Where to start?
Anyone would have to address the virtual keyboard paradox of the iPad in any discussion where there is an assertion that the iPad is a netbook, let alone laptop killer. I don't see the iPad as "magical" but does it have any teeth? I'm typing this right now on my iPad (however I've had to resort to uploading the images via my iMac until I can figure a workaround with this version of Safari and the iPL blog) anyway, the keypad is more than adequate for typing of projects which are maybe several hundred words long. Why do I say this? Well the keyboard is amazingly accurate, and buttons are well sized even for large fingers and it's feeling more natural in landscape mode now - I'm really impressed.
That said, you can't escape the fact that you're typing on a totally flat surface, and that the keypad is none the less compressed even in landscape, heck my iMac's keyboard is about 10.75 inches (this isn't even including the number pad and command buttons), and the iPad in horizontal is just about 7.5 inches. Toss into that that you can't feel the keys on your finger tips - important for speed if your a touch typer, and there's only so long you can type before finger fatigue sets in.
So with these pros and cons in mind let's take a look at Apples iWorks Pages ($9.99), the preeminent iPad word processor.
For anyone expecting a full blown word processor, I'm sorry to say this is not what you'll get on the iPad, but it's pretty darn close!
You will fInd it also takes some getting used to not having a mouse, granted if you've been living without one on the iPhone or iPod Touch it won't be a system shock to you, but it really takes some getting used to. Here's the thing though, it's totally intuitive to use your fingers on the screen to do the functions a mouse would if you're using the virtual keyboard. For those unfamiliar with tapping, pinching, unpincing, flicking, etc it will take a little time to get used to, but not too much. The touchscreen is starting to feel like a real game changer, what ever you feel about the iPhone touchscreen experience this is waaaaaay better. I'm happy without the mouse.
So what's the lay out of Pages like? On the top row of your screen you have all the controls; Documents - this is where your documents are stored and laid out like saved pages on your iPhones Safari, Undo - this undoes any mistakes, Info - this is deeper than you might think at first glance, it controls your font size, styles, etc., Tools - which controls your page layout, setting your headder and footer, spell checker, etc, then a control panel minimizer - you return it by a tap and using the keyboard.
Below that are the more familiar features for controlling Body, bold, italics underline, justification, etc. Below that you've got a basic ruler for adjusting your margins. Then at the very bottom is the virtual keypad. Here's a few tips if you don't already know from using your iphone, if you need vowels for another alphabet, or different symbols etc. By the way if you add an image you can rotate it like I did with the image to the right by pressing and holding opposite corners and then twisting.

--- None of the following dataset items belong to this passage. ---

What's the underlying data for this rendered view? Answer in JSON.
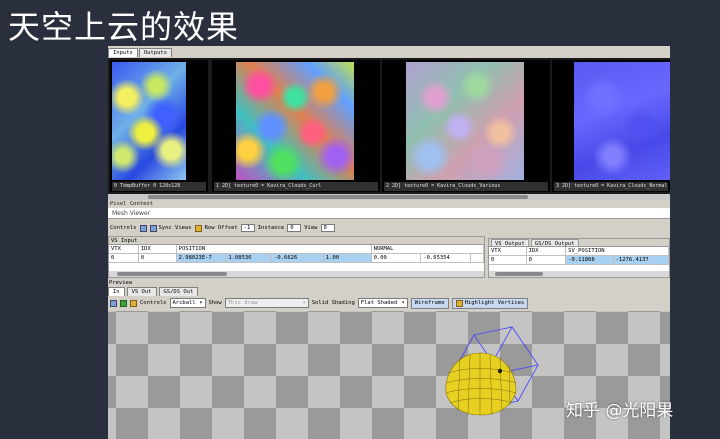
{
  "slide_title": "天空上云的效果",
  "watermark": "知乎 @光阳果",
  "texture_tabs": [
    "Inputs",
    "Outputs"
  ],
  "thumbnails": [
    {
      "caption": "0 TempBuffer 0 128x128",
      "palette": "blue-yellow-noise"
    },
    {
      "caption": "1 2D] texture0 = Kavira_Clouds_Curl",
      "palette": "rainbow-noise"
    },
    {
      "caption": "2 2D] texture0 = Kavira_Clouds_Various",
      "palette": "pastel-noise"
    },
    {
      "caption": "3 2D] texture0 = Kavira_Clouds_Normal",
      "palette": "normal-map"
    }
  ],
  "section_label": "Pixel Context",
  "mesh_viewer_title": "Mesh Viewer",
  "toolbar": {
    "controls_label": "Controls",
    "sync_views": "Sync Views",
    "row_offset_label": "Row Offset",
    "row_offset_value": "-1",
    "instance_label": "Instance",
    "instance_value": "0",
    "view_label": "View",
    "view_value": "0"
  },
  "vs_input": {
    "title": "VS Input",
    "columns": [
      "VTX",
      "IDX",
      "POSITION",
      "",
      "",
      "",
      "NORMAL",
      "",
      ""
    ],
    "row": [
      "0",
      "0",
      "2.98023E-7",
      "1.08536",
      "-0.6626",
      "1.00",
      "0.00",
      "-0.65354",
      ""
    ]
  },
  "vs_output": {
    "tabs": [
      "VS Output",
      "GS/DS Output"
    ],
    "columns": [
      "VTX",
      "IDX",
      "SV_POSITION",
      ""
    ],
    "row": [
      "0",
      "0",
      "-0.11808",
      "-1276.4137"
    ]
  },
  "preview_label": "Preview",
  "preview_tabs": [
    "In",
    "VS Out",
    "GS/DS Out"
  ],
  "preview_toolbar": {
    "controls_label": "Controls",
    "controls_value": "Arcball",
    "show_label": "Show",
    "show_value": "This draw",
    "solid_shading_label": "Solid Shading",
    "solid_shading_value": "Flat Shaded",
    "wireframe_label": "Wireframe",
    "highlight_label": "Highlight Vertices"
  },
  "colors": {
    "slide_bg": "#2a2f3d",
    "panel_bg": "#d4d0c8",
    "selection": "#a8d0f0",
    "mesh_fill": "#e8d020",
    "wire_color": "#4040ff"
  }
}
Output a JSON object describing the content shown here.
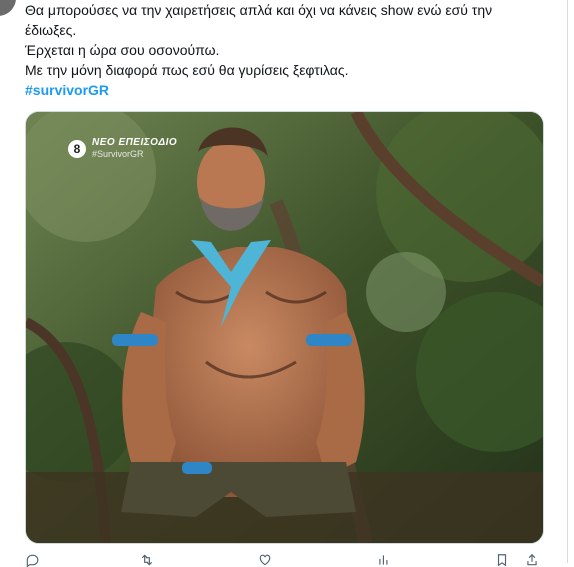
{
  "tweet": {
    "lines": [
      "Θα μπορούσες να την χαιρετήσεις απλά και όχι να κάνεις show ενώ εσύ την",
      "έδιωξες.",
      "Έρχεται η ώρα σου οσονούπω.",
      "Με την μόνη διαφορά πως εσύ θα γυρίσεις ξεφτιλας."
    ],
    "hashtag": "#survivorGR"
  },
  "media": {
    "channel_logo": "8",
    "overlay_title": "ΝΕΟ ΕΠΕΙΣΟΔΙΟ",
    "overlay_tag": "#SurvivorGR"
  },
  "actions": {
    "reply_icon": "reply-icon",
    "retweet_icon": "retweet-icon",
    "like_icon": "like-icon",
    "views_icon": "views-icon",
    "bookmark_icon": "bookmark-icon",
    "share_icon": "share-icon"
  },
  "colors": {
    "hashtag": "#1d9bf0",
    "text": "#0f1419",
    "muted": "#536471"
  }
}
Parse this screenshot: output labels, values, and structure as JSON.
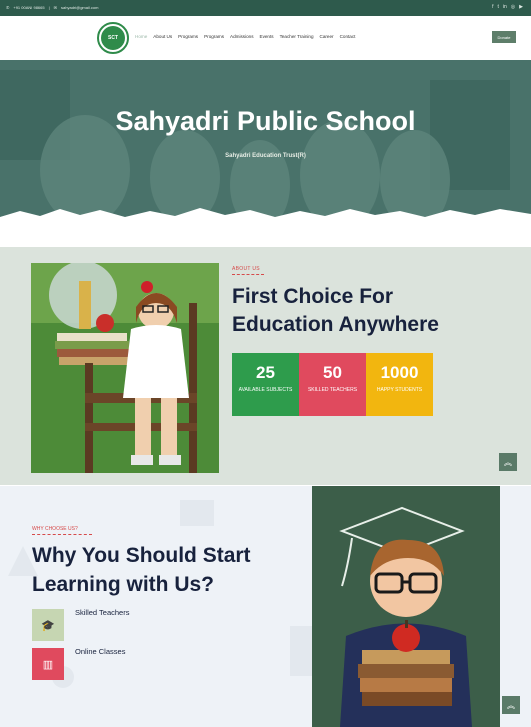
{
  "topbar": {
    "phone": "+91 00ANI 98665",
    "email": "sahyadri@gmail.com",
    "socials": [
      "f",
      "t",
      "in",
      "◎",
      "▶"
    ]
  },
  "nav": {
    "logo_text": "SCT",
    "items": [
      "Home",
      "About Us",
      "Programs",
      "Programs",
      "Admissions",
      "Events",
      "Teacher Training",
      "Career",
      "Contact"
    ],
    "donate": "Donate"
  },
  "hero": {
    "title": "Sahyadri Public School",
    "subtitle": "Sahyadri Education Trust(R)"
  },
  "about": {
    "label": "ABOUT US",
    "title": "First Choice For Education Anywhere",
    "stats": [
      {
        "value": "25",
        "label": "AVAILABLE SUBJECTS",
        "color": "#2e9c4c"
      },
      {
        "value": "50",
        "label": "SKILLED TEACHERS",
        "color": "#e04a5e"
      },
      {
        "value": "1000",
        "label": "HAPPY STUDENTS",
        "color": "#f2b60f"
      }
    ]
  },
  "why": {
    "label": "WHY CHOOSE US?",
    "title": "Why You Should Start Learning with Us?",
    "features": [
      {
        "text": "Skilled Teachers",
        "icon": "graduation-cap-icon",
        "color": "#c6d6b2"
      },
      {
        "text": "Online Classes",
        "icon": "book-icon",
        "color": "#e04a5e"
      }
    ]
  },
  "colors": {
    "primary": "#2e5a4c",
    "dark_text": "#18223d",
    "accent_red": "#d64a4a"
  }
}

All in all this is a very powerful and intuitive little word processor which you are going to quickly fall in love with. The love just doesn't stop when you realize you have three format options for saving; Pages, PDF and .doc formats. But there's more, you'll also notice that you can not only export by e-mail, but you can share via iWorks.com beta.
This is where it's all going folks, if there's anything about the iPad which is magic it's the simple and direct act of using the Cloud to share and save your work which this device embraces - if you didn't take advantage of a MobileMe account yet, give it a shot $99/yr (less if you buy an iPad) and you'll be amazed what you can do with it. If you do, don't forget to download the iDisk app (free). Granted, you need to be connected to the internet for it to work, but these days - a lot of us are. Don't despair, if you're not connected you can of course work offline and save everything on your iPad for upload when you're on wifi or eventually 3G.
Am I comfortable writing blogs on the iPad. Yes. Will I be writing my dissertation on it? No. The fact is on the iPad you can't easily add references, citations, and all the other things necessary in larger written works - for me this rules the iPad out as my primary work horse.
What about everything in-between?
Well this is where the battle line is drawn in the sand, and as people start to see what the iPad is capable of. For just about anything other than a novel or dissertation, the iPad and Pages shine!